The Renaissance - Spain and Portugal (Continued)

From the 16th century onwards, bracing irons occur on many Spanish tables having splayed trestle supports composed either of turnings or flat members shaped at their edges. Both types are mounted on 'sledge' feet, i.e. lengths of wood of square section which run from back to front at each end of the piece of handmade furniture and with a substantial forward projection. Crude versions of these trestle-ended tables, often in pine or chestnut rather than the walnut found in the finer examples, continued to be made in peasant communities over a very long period and are often difficult, if not impossible, to date with 100% certainty.

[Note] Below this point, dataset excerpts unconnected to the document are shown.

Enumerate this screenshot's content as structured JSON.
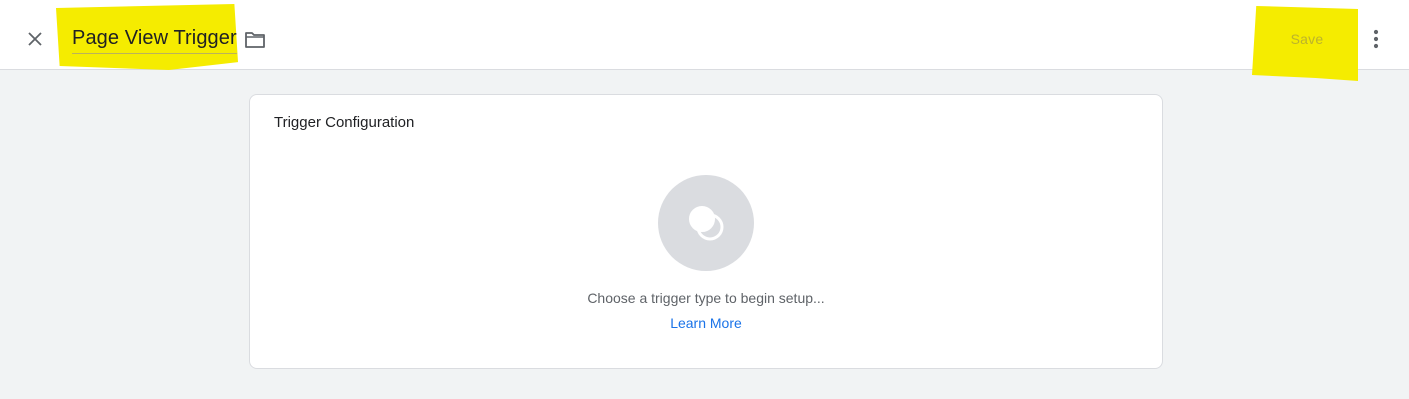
{
  "header": {
    "title": "Page View Trigger",
    "save_label": "Save",
    "highlight_color": "#f5ec00",
    "icons": {
      "close": "close-icon",
      "folder": "folder-icon",
      "more": "more-vert-icon"
    }
  },
  "card": {
    "title": "Trigger Configuration",
    "hint": "Choose a trigger type to begin setup...",
    "learn_more": "Learn More",
    "link_color": "#1a73e8",
    "icon": "trigger-type-icon"
  }
}
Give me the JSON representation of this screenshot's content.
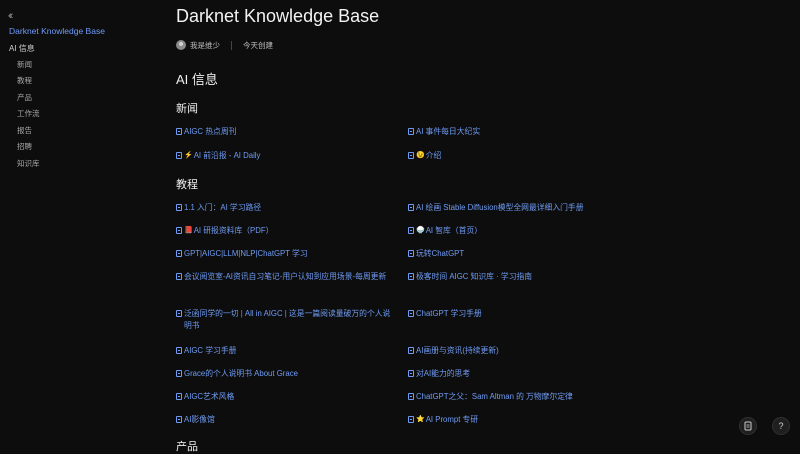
{
  "sidebar": {
    "collapse_icon": "double-chevron-left-icon",
    "kb_title": "Darknet Knowledge Base",
    "group_label": "AI 信息",
    "items": [
      {
        "label": "新闻"
      },
      {
        "label": "教程"
      },
      {
        "label": "产品"
      },
      {
        "label": "工作流"
      },
      {
        "label": "报告"
      },
      {
        "label": "招聘"
      },
      {
        "label": "知识库"
      }
    ]
  },
  "header": {
    "title": "Darknet Knowledge Base",
    "author": "我是维少",
    "created": "今天创建"
  },
  "content": {
    "h1": "AI 信息",
    "news": {
      "heading": "新闻",
      "links": [
        {
          "text": "AIGC 热点周刊"
        },
        {
          "text": "AI 事件每日大纪实"
        },
        {
          "emoji": "⚡",
          "text": "AI 前沿报 - AI Daily"
        },
        {
          "emoji": "😉",
          "text": "介绍"
        }
      ]
    },
    "tutorial": {
      "heading": "教程",
      "links": [
        {
          "text": "1.1 入门：AI 学习路径"
        },
        {
          "text": "AI 绘画 Stable Diffusion模型全网最详细入门手册"
        },
        {
          "emoji": "📕",
          "text": "AI 研报资料库（PDF）"
        },
        {
          "emoji": "🍚",
          "text": "AI 智库（首页）"
        },
        {
          "text": "GPT|AIGC|LLM|NLP|ChatGPT 学习"
        },
        {
          "text": "玩转ChatGPT"
        },
        {
          "text": "会议阅览室-AI资讯自习笔记-用户认知到应用场景-每周更新"
        },
        {
          "text": "极客时间 AIGC 知识库 · 学习指南"
        },
        {
          "text": "泛函同学的一切 | All in AIGC | 这是一篇阅读量破万的个人说明书"
        },
        {
          "text": "ChatGPT 学习手册"
        },
        {
          "text": "AIGC 学习手册"
        },
        {
          "text": "AI画册与资讯(持续更新)"
        },
        {
          "text": "Grace的个人说明书 About Grace"
        },
        {
          "text": "对AI能力的思考"
        },
        {
          "text": "AIGC艺术风格"
        },
        {
          "text": "ChatGPT之父：Sam Altman 的 万物摩尔定律"
        },
        {
          "text": "AI影像馆"
        },
        {
          "emoji": "⭐",
          "text": "AI Prompt 专研"
        }
      ]
    },
    "product_heading": "产品"
  },
  "fabs": {
    "left_icon": "document-icon",
    "right_icon": "help-icon",
    "right_glyph": "?"
  }
}
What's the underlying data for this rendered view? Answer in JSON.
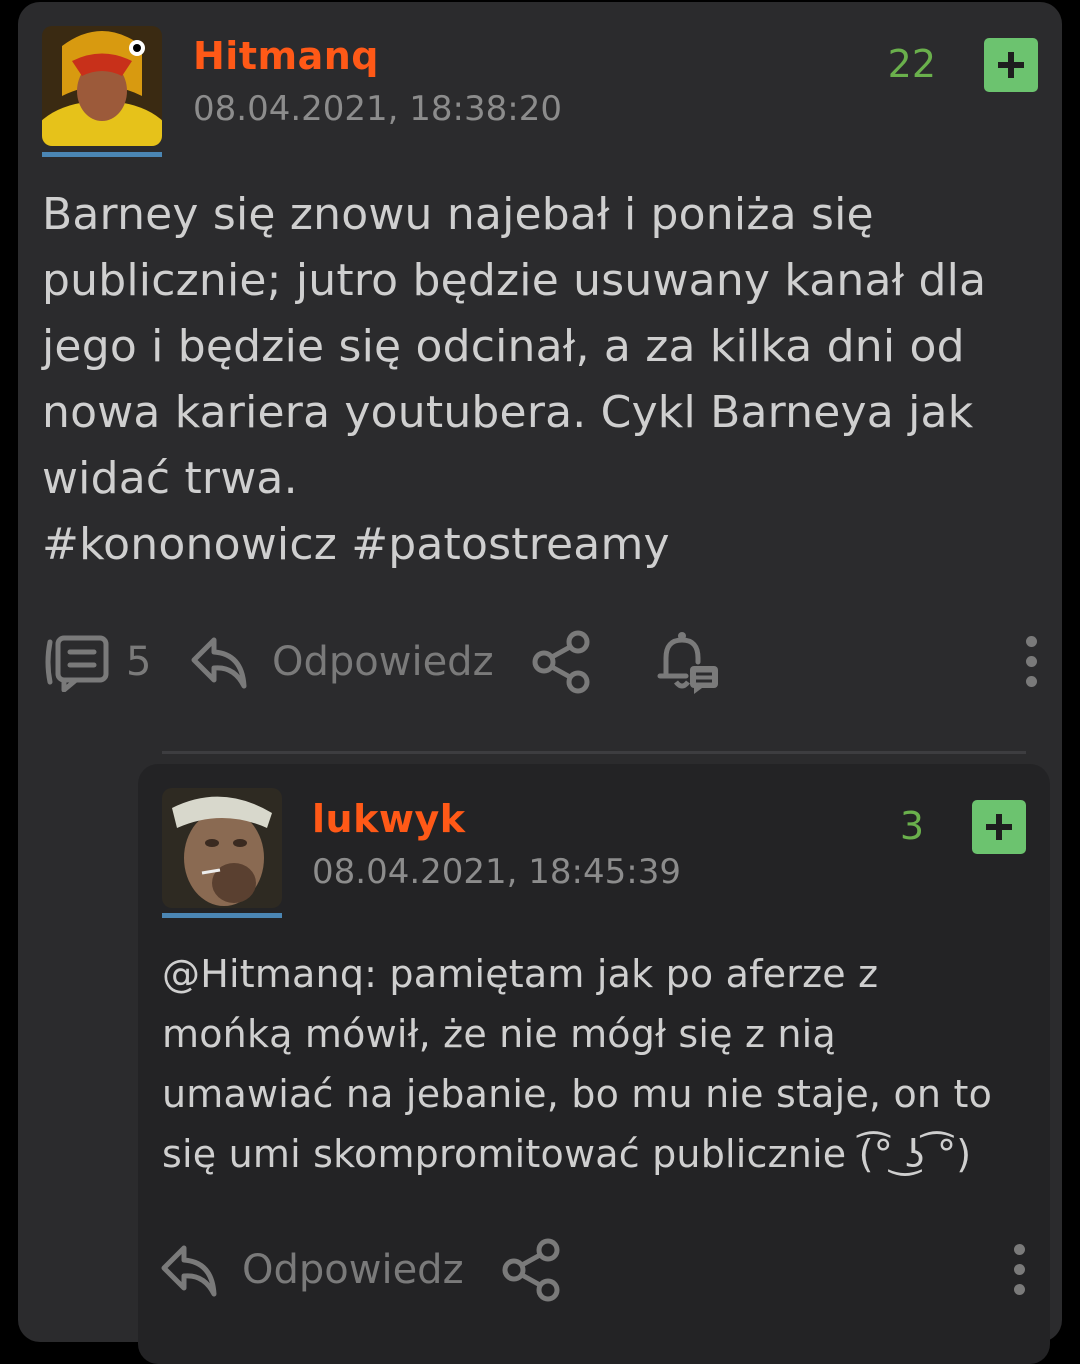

Several types of chair are characteristic of the Spanish Renaissance period, but sometimes lead to confusion because they were imitated or adopted in other countries, even in areas outside the wide dominions of the Habsburgs.
The term sillon de fraileros (monk's chair) is applied to an item of non fitted furniture, an armchair with a rather square-looking frame. The legs rest on sledge feet and at the front have a wide stretcher linking them, relieved with pierced or carved decoration. Despite its name, the monk's chair was by no means confined to monastic use, as the secular coats-of-arms sometimes carved on the stretchers testify. The seat and rectangular back were covered either in velvet or finely tooled, coloured and gilded leatherwork called guadamecil, a Moorish speciality, its name deriving from Gadames in Tripolitania. The art was taken up elsewhere, especially in the Netherlands.


Another type of Spanish chair had no arms or upholstery. The seat was of solid wood, and the back was arcaded by the insertion of spindles below a shaped rail, in a way reminiscent of Romanesque decoration. This type - also known, a little confusingly, as a 'monk's chair' - may well have influenced the development of English chairs with arcaded backs made in Derbyshire and Yorkshire in the 17h and early 18th centuries.


There is a type of chest made entirely of iron, with a multiple system of locks, popularly known as an 'armada chest'. Though German, these chests are often wrongly thought of as Spanish.